Most alerting tools support this. Datadog log monitors include sample matching logs; Prometheus alertmanager supports template fields.
How to include samples
For log-based alerts, include the top 3 error message strings (deduplicated). Datadog and Splunk both expose this.
For trace-based alerts, include 1 trace ID. Link directly to the trace view; the on-call clicks once.
For metric-based alerts, include the top affected dimensions. "customer-id, region" tells the on-call who is affected.
How much data
Three samples is usually enough. More than 5 is noise; the page becomes unreadable.

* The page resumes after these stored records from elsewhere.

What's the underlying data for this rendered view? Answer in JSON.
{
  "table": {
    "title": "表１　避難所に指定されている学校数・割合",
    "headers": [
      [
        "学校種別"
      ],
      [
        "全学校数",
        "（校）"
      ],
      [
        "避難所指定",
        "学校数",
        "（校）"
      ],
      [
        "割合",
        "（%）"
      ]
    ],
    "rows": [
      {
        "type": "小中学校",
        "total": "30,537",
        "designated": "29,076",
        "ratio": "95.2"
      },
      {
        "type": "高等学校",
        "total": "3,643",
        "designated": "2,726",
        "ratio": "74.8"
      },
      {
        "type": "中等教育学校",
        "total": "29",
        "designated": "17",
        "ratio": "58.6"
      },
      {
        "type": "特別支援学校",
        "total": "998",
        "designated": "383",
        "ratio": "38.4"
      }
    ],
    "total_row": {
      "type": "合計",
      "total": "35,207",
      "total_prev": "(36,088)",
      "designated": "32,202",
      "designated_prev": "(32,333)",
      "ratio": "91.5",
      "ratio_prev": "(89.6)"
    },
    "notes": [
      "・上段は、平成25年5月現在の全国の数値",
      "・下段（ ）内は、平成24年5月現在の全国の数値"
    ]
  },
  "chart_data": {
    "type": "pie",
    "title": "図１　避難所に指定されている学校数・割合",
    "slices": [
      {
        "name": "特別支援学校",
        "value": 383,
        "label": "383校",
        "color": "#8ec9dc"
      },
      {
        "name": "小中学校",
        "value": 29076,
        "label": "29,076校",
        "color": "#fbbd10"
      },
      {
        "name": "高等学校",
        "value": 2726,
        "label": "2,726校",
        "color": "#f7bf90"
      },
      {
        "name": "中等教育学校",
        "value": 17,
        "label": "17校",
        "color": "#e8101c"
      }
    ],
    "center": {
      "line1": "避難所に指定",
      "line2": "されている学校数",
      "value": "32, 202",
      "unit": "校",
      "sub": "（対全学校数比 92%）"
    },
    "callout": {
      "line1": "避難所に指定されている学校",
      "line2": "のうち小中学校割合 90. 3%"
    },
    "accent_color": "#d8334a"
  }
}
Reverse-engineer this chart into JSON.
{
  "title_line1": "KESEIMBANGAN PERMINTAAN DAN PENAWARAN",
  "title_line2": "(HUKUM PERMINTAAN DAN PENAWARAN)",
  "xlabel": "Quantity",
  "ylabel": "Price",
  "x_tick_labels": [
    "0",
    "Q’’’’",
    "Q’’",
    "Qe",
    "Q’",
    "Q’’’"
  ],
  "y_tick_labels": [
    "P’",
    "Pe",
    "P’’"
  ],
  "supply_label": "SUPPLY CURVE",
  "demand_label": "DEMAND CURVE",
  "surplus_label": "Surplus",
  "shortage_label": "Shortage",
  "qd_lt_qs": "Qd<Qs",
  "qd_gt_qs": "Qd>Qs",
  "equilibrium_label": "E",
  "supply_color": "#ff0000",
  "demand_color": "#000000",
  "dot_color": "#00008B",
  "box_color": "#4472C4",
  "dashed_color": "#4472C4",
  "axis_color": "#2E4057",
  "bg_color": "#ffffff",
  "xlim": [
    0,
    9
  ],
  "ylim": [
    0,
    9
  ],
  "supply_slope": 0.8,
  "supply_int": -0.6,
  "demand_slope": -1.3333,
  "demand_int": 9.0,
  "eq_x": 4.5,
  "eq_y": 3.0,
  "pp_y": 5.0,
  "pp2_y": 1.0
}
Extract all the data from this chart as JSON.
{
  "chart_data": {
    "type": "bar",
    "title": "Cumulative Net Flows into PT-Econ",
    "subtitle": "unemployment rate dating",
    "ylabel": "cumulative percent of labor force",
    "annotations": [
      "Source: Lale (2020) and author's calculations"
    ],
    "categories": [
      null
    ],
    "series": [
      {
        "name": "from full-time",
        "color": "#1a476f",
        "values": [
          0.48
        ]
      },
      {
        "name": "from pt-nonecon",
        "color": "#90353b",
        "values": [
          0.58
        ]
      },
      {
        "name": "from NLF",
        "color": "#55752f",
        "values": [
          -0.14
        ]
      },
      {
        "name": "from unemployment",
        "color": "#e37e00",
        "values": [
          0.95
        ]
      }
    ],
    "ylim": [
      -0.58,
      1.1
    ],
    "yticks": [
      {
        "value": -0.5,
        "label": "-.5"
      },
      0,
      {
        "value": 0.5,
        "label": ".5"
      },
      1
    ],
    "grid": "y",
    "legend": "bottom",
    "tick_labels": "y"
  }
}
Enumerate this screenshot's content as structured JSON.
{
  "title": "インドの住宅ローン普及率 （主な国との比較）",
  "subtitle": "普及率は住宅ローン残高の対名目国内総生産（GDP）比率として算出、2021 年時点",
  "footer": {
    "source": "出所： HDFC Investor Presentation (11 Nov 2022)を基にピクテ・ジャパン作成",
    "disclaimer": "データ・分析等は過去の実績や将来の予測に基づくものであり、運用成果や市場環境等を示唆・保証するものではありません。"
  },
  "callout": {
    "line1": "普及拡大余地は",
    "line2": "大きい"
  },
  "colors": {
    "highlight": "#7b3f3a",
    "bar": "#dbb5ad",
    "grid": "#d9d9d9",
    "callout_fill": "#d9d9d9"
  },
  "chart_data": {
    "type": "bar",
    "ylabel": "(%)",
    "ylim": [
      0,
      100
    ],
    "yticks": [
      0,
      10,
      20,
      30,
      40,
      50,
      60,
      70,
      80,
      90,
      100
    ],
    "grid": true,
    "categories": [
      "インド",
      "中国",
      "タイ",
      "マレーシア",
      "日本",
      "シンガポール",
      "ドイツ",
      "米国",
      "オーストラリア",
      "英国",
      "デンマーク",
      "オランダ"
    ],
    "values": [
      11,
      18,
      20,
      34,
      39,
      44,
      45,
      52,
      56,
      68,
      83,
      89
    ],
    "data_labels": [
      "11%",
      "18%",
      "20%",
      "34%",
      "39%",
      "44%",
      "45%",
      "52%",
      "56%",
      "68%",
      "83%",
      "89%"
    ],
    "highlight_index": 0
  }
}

Truncate long messages to 200 characters. Stack traces should be linked, not pasted.
Always link to the full data source. Sample is bait; full detail is one click away.
Anti-patterns
Samples that don't match the alert condition. If the alert fires on 5xx but the sample is a 4xx, trust dies.
Samples without timestamps. The on-call wonders if the data is from the current minute or yesterday.
Samples that contain PII or credentials. Mask emails, tokens, and addresses; logs leak.
Apply this week
Pick your 5 most-paged alerts. Add sample data to each.
Verify the sample reaches Slack and SMS clients. Some clients truncate aggressively; test on a real phone.
Mask any field that could contain customer data before it leaves the alerting pipeline.